Kebijakan ini dibuat untuk mengatasi situasi ekonomi Indonesia yang saat itu sedang terpuruk—utang
menumpuk, inflasi tinggi, dan harga melambung. Dengan kebijaksanaan yang kontroversial itu,
Sjafruddin bermaksud sekali pukul menembak beberapa sasaran: penggantian mata uang yang
bermacam-macam dengan mata uang baru, mengurangi jumlah uang yang beredar untuk menekan
inflasi dan dengan demikian menurunkan harga barang, dan mengisi kas pemerintah.
Program Pembangunan Rencana Lima Tahun berbeda dengan RUP yang lebih umum sifatnya.
Program Rencana Lima Tahun lebih bersifat teknis dan terinci serta mencakup prioritas-prioritas
proyek yang paling rendah.
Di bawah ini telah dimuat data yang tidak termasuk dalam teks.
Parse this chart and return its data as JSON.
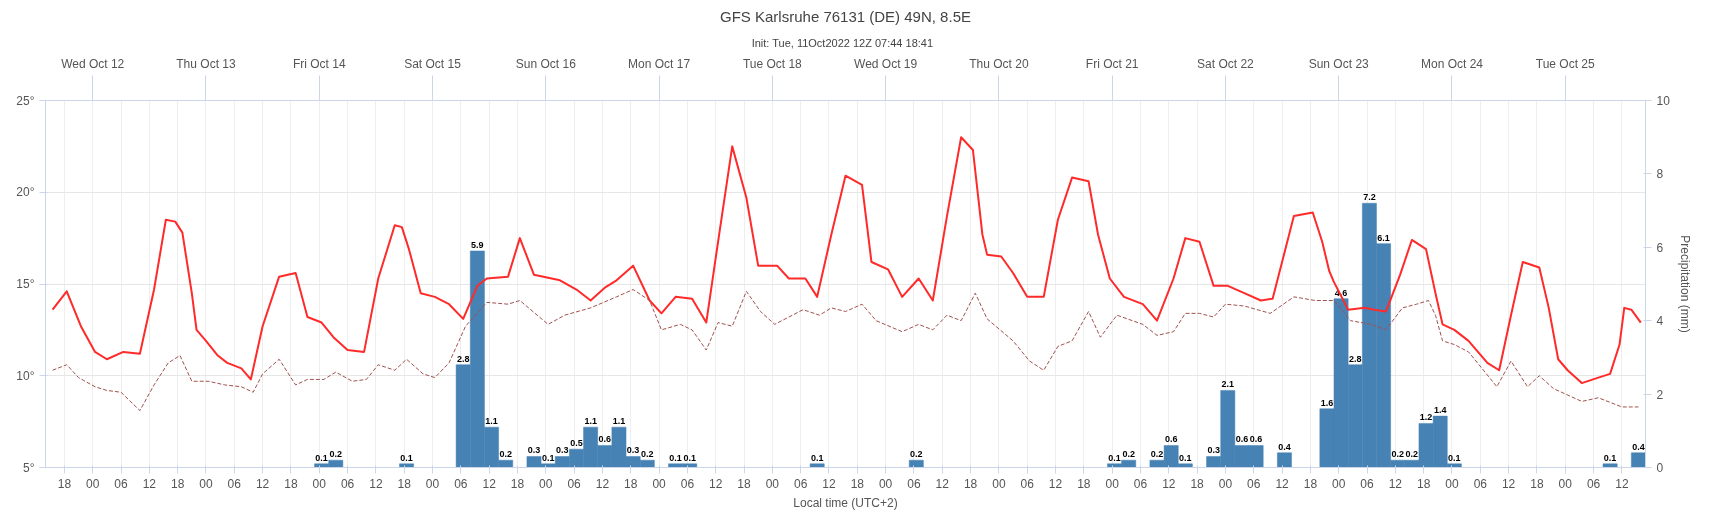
{
  "chart_data": {
    "type": "bar",
    "title": "GFS Karlsruhe 76131 (DE) 49N, 8.5E",
    "subtitle": "Init: Tue, 11Oct2022 12Z  07:44  18:41",
    "xlabel": "Local time (UTC+2)",
    "y2label": "Precipitation (mm)",
    "xlim": [
      "2022-10-11T14:00",
      "2022-10-25T17:00"
    ],
    "x2lim": [
      "2022-10-11T14:00",
      "2022-10-25T17:00"
    ],
    "ylim": [
      5,
      25
    ],
    "y2lim": [
      0,
      10
    ],
    "yticks": [
      {
        "value": 5,
        "label": "5°"
      },
      {
        "value": 10,
        "label": "10°"
      },
      {
        "value": 15,
        "label": "15°"
      },
      {
        "value": 20,
        "label": "20°"
      },
      {
        "value": 25,
        "label": "25°"
      }
    ],
    "y2ticks": [
      0,
      2,
      4,
      6,
      8,
      10
    ],
    "x2ticks": [
      {
        "value": "2022-10-12T00:00",
        "label": "Wed Oct 12"
      },
      {
        "value": "2022-10-13T00:00",
        "label": "Thu Oct 13"
      },
      {
        "value": "2022-10-14T00:00",
        "label": "Fri Oct 14"
      },
      {
        "value": "2022-10-15T00:00",
        "label": "Sat Oct 15"
      },
      {
        "value": "2022-10-16T00:00",
        "label": "Sun Oct 16"
      },
      {
        "value": "2022-10-17T00:00",
        "label": "Mon Oct 17"
      },
      {
        "value": "2022-10-18T00:00",
        "label": "Tue Oct 18"
      },
      {
        "value": "2022-10-19T00:00",
        "label": "Wed Oct 19"
      },
      {
        "value": "2022-10-20T00:00",
        "label": "Thu Oct 20"
      },
      {
        "value": "2022-10-21T00:00",
        "label": "Fri Oct 21"
      },
      {
        "value": "2022-10-22T00:00",
        "label": "Sat Oct 22"
      },
      {
        "value": "2022-10-23T00:00",
        "label": "Sun Oct 23"
      },
      {
        "value": "2022-10-24T00:00",
        "label": "Mon Oct 24"
      },
      {
        "value": "2022-10-25T00:00",
        "label": "Tue Oct 25"
      }
    ],
    "xticks": [
      {
        "value": "2022-10-11T18:00",
        "label": "18"
      },
      {
        "value": "2022-10-12T00:00",
        "label": "00"
      },
      {
        "value": "2022-10-12T06:00",
        "label": "06"
      },
      {
        "value": "2022-10-12T12:00",
        "label": "12"
      },
      {
        "value": "2022-10-12T18:00",
        "label": "18"
      },
      {
        "value": "2022-10-13T00:00",
        "label": "00"
      },
      {
        "value": "2022-10-13T06:00",
        "label": "06"
      },
      {
        "value": "2022-10-13T12:00",
        "label": "12"
      },
      {
        "value": "2022-10-13T18:00",
        "label": "18"
      },
      {
        "value": "2022-10-14T00:00",
        "label": "00"
      },
      {
        "value": "2022-10-14T06:00",
        "label": "06"
      },
      {
        "value": "2022-10-14T12:00",
        "label": "12"
      },
      {
        "value": "2022-10-14T18:00",
        "label": "18"
      },
      {
        "value": "2022-10-15T00:00",
        "label": "00"
      },
      {
        "value": "2022-10-15T06:00",
        "label": "06"
      },
      {
        "value": "2022-10-15T12:00",
        "label": "12"
      },
      {
        "value": "2022-10-15T18:00",
        "label": "18"
      },
      {
        "value": "2022-10-16T00:00",
        "label": "00"
      },
      {
        "value": "2022-10-16T06:00",
        "label": "06"
      },
      {
        "value": "2022-10-16T12:00",
        "label": "12"
      },
      {
        "value": "2022-10-16T18:00",
        "label": "18"
      },
      {
        "value": "2022-10-17T00:00",
        "label": "00"
      },
      {
        "value": "2022-10-17T06:00",
        "label": "06"
      },
      {
        "value": "2022-10-17T12:00",
        "label": "12"
      },
      {
        "value": "2022-10-17T18:00",
        "label": "18"
      },
      {
        "value": "2022-10-18T00:00",
        "label": "00"
      },
      {
        "value": "2022-10-18T06:00",
        "label": "06"
      },
      {
        "value": "2022-10-18T12:00",
        "label": "12"
      },
      {
        "value": "2022-10-18T18:00",
        "label": "18"
      },
      {
        "value": "2022-10-19T00:00",
        "label": "00"
      },
      {
        "value": "2022-10-19T06:00",
        "label": "06"
      },
      {
        "value": "2022-10-19T12:00",
        "label": "12"
      },
      {
        "value": "2022-10-19T18:00",
        "label": "18"
      },
      {
        "value": "2022-10-20T00:00",
        "label": "00"
      },
      {
        "value": "2022-10-20T06:00",
        "label": "06"
      },
      {
        "value": "2022-10-20T12:00",
        "label": "12"
      },
      {
        "value": "2022-10-20T18:00",
        "label": "18"
      },
      {
        "value": "2022-10-21T00:00",
        "label": "00"
      },
      {
        "value": "2022-10-21T06:00",
        "label": "06"
      },
      {
        "value": "2022-10-21T12:00",
        "label": "12"
      },
      {
        "value": "2022-10-21T18:00",
        "label": "18"
      },
      {
        "value": "2022-10-22T00:00",
        "label": "00"
      },
      {
        "value": "2022-10-22T06:00",
        "label": "06"
      },
      {
        "value": "2022-10-22T12:00",
        "label": "12"
      },
      {
        "value": "2022-10-22T18:00",
        "label": "18"
      },
      {
        "value": "2022-10-23T00:00",
        "label": "00"
      },
      {
        "value": "2022-10-23T06:00",
        "label": "06"
      },
      {
        "value": "2022-10-23T12:00",
        "label": "12"
      },
      {
        "value": "2022-10-23T18:00",
        "label": "18"
      },
      {
        "value": "2022-10-24T00:00",
        "label": "00"
      },
      {
        "value": "2022-10-24T06:00",
        "label": "06"
      },
      {
        "value": "2022-10-24T12:00",
        "label": "12"
      },
      {
        "value": "2022-10-24T18:00",
        "label": "18"
      },
      {
        "value": "2022-10-25T00:00",
        "label": "00"
      },
      {
        "value": "2022-10-25T06:00",
        "label": "06"
      },
      {
        "value": "2022-10-25T12:00",
        "label": "12"
      }
    ],
    "grid": true,
    "series": [
      {
        "type": "line",
        "color": "#ff2a2a",
        "x": [
          "2022-10-11T15:30",
          "2022-10-11T18:30",
          "2022-10-11T21:30",
          "2022-10-12T00:30",
          "2022-10-12T03:00",
          "2022-10-12T06:30",
          "2022-10-12T10:00",
          "2022-10-12T13:00",
          "2022-10-12T15:30",
          "2022-10-12T17:30",
          "2022-10-12T19:00",
          "2022-10-12T21:00",
          "2022-10-12T22:00",
          "2022-10-13T00:00",
          "2022-10-13T02:30",
          "2022-10-13T04:30",
          "2022-10-13T07:30",
          "2022-10-13T09:30",
          "2022-10-13T12:00",
          "2022-10-13T15:30",
          "2022-10-13T19:00",
          "2022-10-13T21:30",
          "2022-10-14T00:30",
          "2022-10-14T03:00",
          "2022-10-14T06:00",
          "2022-10-14T09:30",
          "2022-10-14T12:30",
          "2022-10-14T16:00",
          "2022-10-14T17:30",
          "2022-10-14T19:00",
          "2022-10-14T21:30",
          "2022-10-15T00:30",
          "2022-10-15T03:30",
          "2022-10-15T06:30",
          "2022-10-15T09:30",
          "2022-10-15T11:30",
          "2022-10-15T16:00",
          "2022-10-15T18:30",
          "2022-10-15T21:30",
          "2022-10-16T03:00",
          "2022-10-16T06:30",
          "2022-10-16T09:30",
          "2022-10-16T12:30",
          "2022-10-16T15:00",
          "2022-10-16T18:30",
          "2022-10-16T22:00",
          "2022-10-17T00:30",
          "2022-10-17T03:30",
          "2022-10-17T07:00",
          "2022-10-17T10:00",
          "2022-10-17T12:30",
          "2022-10-17T15:30",
          "2022-10-17T18:30",
          "2022-10-17T21:00",
          "2022-10-18T01:00",
          "2022-10-18T03:30",
          "2022-10-18T07:00",
          "2022-10-18T09:30",
          "2022-10-18T12:30",
          "2022-10-18T15:30",
          "2022-10-18T19:00",
          "2022-10-18T21:00",
          "2022-10-19T00:30",
          "2022-10-19T03:30",
          "2022-10-19T07:00",
          "2022-10-19T10:00",
          "2022-10-19T13:00",
          "2022-10-19T16:00",
          "2022-10-19T18:30",
          "2022-10-19T20:30",
          "2022-10-19T21:30",
          "2022-10-20T00:30",
          "2022-10-20T03:00",
          "2022-10-20T06:00",
          "2022-10-20T09:30",
          "2022-10-20T12:30",
          "2022-10-20T15:30",
          "2022-10-20T19:00",
          "2022-10-20T21:00",
          "2022-10-20T23:30",
          "2022-10-21T02:30",
          "2022-10-21T06:30",
          "2022-10-21T09:30",
          "2022-10-21T13:00",
          "2022-10-21T15:30",
          "2022-10-21T18:30",
          "2022-10-21T21:30",
          "2022-10-22T00:30",
          "2022-10-22T04:00",
          "2022-10-22T07:30",
          "2022-10-22T10:00",
          "2022-10-22T14:30",
          "2022-10-22T18:30",
          "2022-10-22T20:30",
          "2022-10-22T22:00",
          "2022-10-22T23:00",
          "2022-10-23T02:00",
          "2022-10-23T05:30",
          "2022-10-23T07:30",
          "2022-10-23T10:00",
          "2022-10-23T13:00",
          "2022-10-23T15:30",
          "2022-10-23T18:30",
          "2022-10-23T20:30",
          "2022-10-23T22:00",
          "2022-10-24T00:30",
          "2022-10-24T03:30",
          "2022-10-24T07:30",
          "2022-10-24T10:00",
          "2022-10-24T12:30",
          "2022-10-24T15:00",
          "2022-10-24T18:30",
          "2022-10-24T20:30",
          "2022-10-24T22:30",
          "2022-10-25T00:30",
          "2022-10-25T03:30",
          "2022-10-25T07:00",
          "2022-10-25T09:30",
          "2022-10-25T11:30",
          "2022-10-25T12:30",
          "2022-10-25T14:00",
          "2022-10-25T16:00"
        ],
        "values": [
          13.6,
          14.6,
          12.7,
          11.3,
          10.9,
          11.3,
          11.2,
          14.7,
          18.5,
          18.4,
          17.8,
          14.5,
          12.5,
          11.9,
          11.1,
          10.7,
          10.4,
          9.8,
          12.7,
          15.4,
          15.6,
          13.2,
          12.9,
          12.1,
          11.4,
          11.3,
          15.3,
          18.2,
          18.1,
          16.9,
          14.5,
          14.3,
          13.9,
          13.1,
          14.9,
          15.3,
          15.4,
          17.5,
          15.5,
          15.2,
          14.7,
          14.1,
          14.8,
          15.2,
          16.0,
          14.1,
          13.4,
          14.3,
          14.2,
          12.9,
          17.3,
          22.5,
          19.7,
          16.0,
          16.0,
          15.3,
          15.3,
          14.3,
          17.7,
          20.9,
          20.4,
          16.2,
          15.8,
          14.3,
          15.3,
          14.1,
          18.7,
          23.0,
          22.3,
          17.7,
          16.6,
          16.5,
          15.6,
          14.3,
          14.3,
          18.5,
          20.8,
          20.6,
          17.7,
          15.3,
          14.3,
          13.9,
          13.0,
          15.3,
          17.5,
          17.3,
          14.9,
          14.9,
          14.5,
          14.1,
          14.2,
          18.7,
          18.9,
          17.3,
          15.7,
          15.1,
          13.6,
          13.7,
          13.6,
          13.5,
          15.5,
          17.4,
          16.9,
          14.5,
          12.8,
          12.5,
          11.9,
          10.7,
          10.3,
          13.3,
          16.2,
          15.9,
          13.7,
          10.9,
          10.3,
          9.6,
          9.9,
          10.1,
          11.7,
          13.7,
          13.6,
          12.9
        ]
      },
      {
        "type": "line",
        "line_style": "dashed",
        "color": "#a0524f",
        "x": [
          "2022-10-11T15:30",
          "2022-10-11T18:30",
          "2022-10-11T21:00",
          "2022-10-12T00:30",
          "2022-10-12T03:00",
          "2022-10-12T06:00",
          "2022-10-12T10:00",
          "2022-10-12T13:00",
          "2022-10-12T16:00",
          "2022-10-12T18:30",
          "2022-10-12T21:00",
          "2022-10-13T00:30",
          "2022-10-13T04:00",
          "2022-10-13T07:30",
          "2022-10-13T10:00",
          "2022-10-13T12:00",
          "2022-10-13T15:30",
          "2022-10-13T19:00",
          "2022-10-13T21:30",
          "2022-10-14T01:00",
          "2022-10-14T03:30",
          "2022-10-14T07:00",
          "2022-10-14T10:00",
          "2022-10-14T12:30",
          "2022-10-14T16:00",
          "2022-10-14T18:30",
          "2022-10-14T22:00",
          "2022-10-15T00:30",
          "2022-10-15T03:30",
          "2022-10-15T07:00",
          "2022-10-15T11:30",
          "2022-10-15T16:00",
          "2022-10-15T18:30",
          "2022-10-16T00:30",
          "2022-10-16T04:00",
          "2022-10-16T09:30",
          "2022-10-16T15:00",
          "2022-10-16T18:30",
          "2022-10-16T22:00",
          "2022-10-17T00:30",
          "2022-10-17T04:30",
          "2022-10-17T07:00",
          "2022-10-17T10:00",
          "2022-10-17T12:30",
          "2022-10-17T15:30",
          "2022-10-17T18:30",
          "2022-10-17T21:30",
          "2022-10-18T00:30",
          "2022-10-18T06:30",
          "2022-10-18T10:00",
          "2022-10-18T12:30",
          "2022-10-18T15:30",
          "2022-10-18T19:00",
          "2022-10-18T22:00",
          "2022-10-19T03:30",
          "2022-10-19T07:00",
          "2022-10-19T10:00",
          "2022-10-19T13:00",
          "2022-10-19T16:00",
          "2022-10-19T19:00",
          "2022-10-19T21:30",
          "2022-10-20T03:00",
          "2022-10-20T06:30",
          "2022-10-20T09:30",
          "2022-10-20T12:30",
          "2022-10-20T15:30",
          "2022-10-20T19:00",
          "2022-10-20T21:30",
          "2022-10-21T01:00",
          "2022-10-21T06:30",
          "2022-10-21T09:30",
          "2022-10-21T13:00",
          "2022-10-21T15:30",
          "2022-10-21T18:30",
          "2022-10-21T21:30",
          "2022-10-22T00:00",
          "2022-10-22T04:00",
          "2022-10-22T09:30",
          "2022-10-22T14:30",
          "2022-10-22T19:00",
          "2022-10-22T23:00",
          "2022-10-23T02:30",
          "2022-10-23T07:00",
          "2022-10-23T10:00",
          "2022-10-23T13:30",
          "2022-10-23T16:30",
          "2022-10-23T19:00",
          "2022-10-23T20:30",
          "2022-10-23T22:00",
          "2022-10-24T00:30",
          "2022-10-24T03:30",
          "2022-10-24T07:00",
          "2022-10-24T09:30",
          "2022-10-24T12:30",
          "2022-10-24T16:00",
          "2022-10-24T18:30",
          "2022-10-24T21:30",
          "2022-10-25T03:30",
          "2022-10-25T07:00",
          "2022-10-25T12:00",
          "2022-10-25T15:30"
        ],
        "values": [
          10.3,
          10.6,
          9.9,
          9.4,
          9.2,
          9.1,
          8.1,
          9.5,
          10.7,
          11.1,
          9.7,
          9.7,
          9.5,
          9.4,
          9.1,
          10.1,
          10.9,
          9.5,
          9.8,
          9.8,
          10.2,
          9.7,
          9.8,
          10.6,
          10.3,
          10.9,
          10.1,
          9.9,
          10.7,
          12.7,
          14.0,
          13.9,
          14.1,
          12.8,
          13.3,
          13.7,
          14.3,
          14.7,
          14.1,
          12.5,
          12.8,
          12.5,
          11.4,
          12.9,
          12.7,
          14.6,
          13.5,
          12.8,
          13.6,
          13.3,
          13.7,
          13.5,
          13.9,
          13.0,
          12.4,
          12.8,
          12.5,
          13.3,
          13.0,
          14.5,
          13.1,
          11.9,
          10.8,
          10.3,
          11.6,
          11.9,
          13.5,
          12.1,
          13.3,
          12.8,
          12.2,
          12.4,
          13.4,
          13.4,
          13.2,
          13.9,
          13.8,
          13.4,
          14.3,
          14.1,
          14.1,
          13.0,
          12.8,
          12.5,
          13.7,
          13.9,
          14.1,
          13.3,
          11.9,
          11.7,
          11.3,
          10.2,
          9.4,
          10.8,
          9.4,
          10.0,
          9.3,
          8.6,
          8.8,
          8.3,
          8.3
        ]
      },
      {
        "axis": "y2",
        "color": "#4682b4",
        "value_labels": [
          "0.1",
          "0.2",
          "0.1",
          "2.8",
          "5.9",
          "1.1",
          "0.2",
          "0.3",
          "0.1",
          "0.3",
          "0.5",
          "1.1",
          "0.6",
          "1.1",
          "0.3",
          "0.2",
          "0.1",
          "0.1",
          "0.1",
          "0.2",
          "0.1",
          "0.2",
          "0.2",
          "0.6",
          "0.1",
          "0.3",
          "2.1",
          "0.6",
          "0.6",
          "0.4",
          "1.6",
          "4.6",
          "2.8",
          "7.2",
          "6.1",
          "0.2",
          "0.2",
          "1.2",
          "1.4",
          "0.1",
          "0.1",
          "0.4"
        ],
        "x": [
          "2022-10-14T00:30",
          "2022-10-14T03:30",
          "2022-10-14T18:30",
          "2022-10-15T06:30",
          "2022-10-15T09:30",
          "2022-10-15T12:30",
          "2022-10-15T15:30",
          "2022-10-15T21:30",
          "2022-10-16T00:30",
          "2022-10-16T03:30",
          "2022-10-16T06:30",
          "2022-10-16T09:30",
          "2022-10-16T12:30",
          "2022-10-16T15:30",
          "2022-10-16T18:30",
          "2022-10-16T21:30",
          "2022-10-17T03:30",
          "2022-10-17T06:30",
          "2022-10-18T09:30",
          "2022-10-19T06:30",
          "2022-10-21T00:30",
          "2022-10-21T03:30",
          "2022-10-21T09:30",
          "2022-10-21T12:30",
          "2022-10-21T15:30",
          "2022-10-21T21:30",
          "2022-10-22T00:30",
          "2022-10-22T03:30",
          "2022-10-22T06:30",
          "2022-10-22T12:30",
          "2022-10-22T21:30",
          "2022-10-23T00:30",
          "2022-10-23T03:30",
          "2022-10-23T06:30",
          "2022-10-23T09:30",
          "2022-10-23T12:30",
          "2022-10-23T15:30",
          "2022-10-23T18:30",
          "2022-10-23T21:30",
          "2022-10-24T00:30",
          "2022-10-25T09:30",
          "2022-10-25T15:30"
        ],
        "values": [
          0.1,
          0.2,
          0.1,
          2.8,
          5.9,
          1.1,
          0.2,
          0.3,
          0.1,
          0.3,
          0.5,
          1.1,
          0.6,
          1.1,
          0.3,
          0.2,
          0.1,
          0.1,
          0.1,
          0.2,
          0.1,
          0.2,
          0.2,
          0.6,
          0.1,
          0.3,
          2.1,
          0.6,
          0.6,
          0.4,
          1.6,
          4.6,
          2.8,
          7.2,
          6.1,
          0.2,
          0.2,
          1.2,
          1.4,
          0.1,
          0.1,
          0.4
        ]
      }
    ]
  }
}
Tujuan dari Rencana Lima Tahun adalah mendorong munculnya industri
besar, munculnya perusahaan-perusahaan yang melayani kepentingan umum dan jasa pada sektor
publik yang hasilnya diharapkan mampu mendorong penanaman modal dalam sektor swasta. RPLT
tidak dapat berjalan dengan baik disebabkan karena :
1. Adanya depresi ekonomi di Amerika Serikat dan Eropa Barat pada akhir tahun 1957 dan awal tahun
1958 mengakibatkan ekspor dan pendapatan negara merosot.
2. Perjuangan pembebasan Irian Barat dengan melakukan nasionalisasi perusahaan-perusahaan
Belanda di Indonesia menimbulkan gejolak ekonomi.
3. Adanya ketegangan antara pusat dan daerah sehingga banyak daerah yang melaksanakan kebijakan
ekonominya masing-masing.
5. Nasionalisasi Perusahaan
Usaha pembangunan ekonomi nasional lainnya dijalankan dengan kebijakan nasionalisasi
perusahaan-perusahaan asing. Nasionalisasi adalah proses di mana negara mengambil alih
kepemilikan suatu perusahaan milik swasta atau asing. Undang-Undang nasionalisasi disahkan pada
tanggal 27 Desember 1958. Dalam Peraturan Pemerintah (PP) No.23/1958 tersebut ditetapkan bahwa
perusahaan-perusahaan milik Belanda yang berada di wilayah RI menjadi milik penuh dan bebas
negara RI.
Pada tahun 1956, PM Ali Sastroamidjojo II membatalkan perjanjian KMB dengan Belanda secara
sepihak, karena Belanda tidak mau menyerahkan Irian Barat kepada RI. Namun, pemerintah RI masih
mengusahakan perjuangan diplomasi melalui Perserikatan bangsa-bangsa (PBB). Hasilnya, Indonesia
kembali gagal memperjuangkan kembalinya Irian Barat ke dalam naungan RI dalam Sidang Umum
PBB di bulan November 1957. Pemerintah Indonesia pada masa itu mengambil kebijakan untuk
melakukan nasionalisasi perusahaan Belanda. Sejak tahun 1957 nasionalisasi yang dilakukan
pemerintah terbagi dalam dua tahap;
1. Pertama, tahap pengambilalihan, penyitaan dan penguasaan atau sering disebut “di bawah
pengawasan”.
2. Kedua, pemerintah mulai mengambil kebijakan yang pasti, yakni perusahaan-perusahaan yang
diambil alih itu kemudian dinasionalisasikan.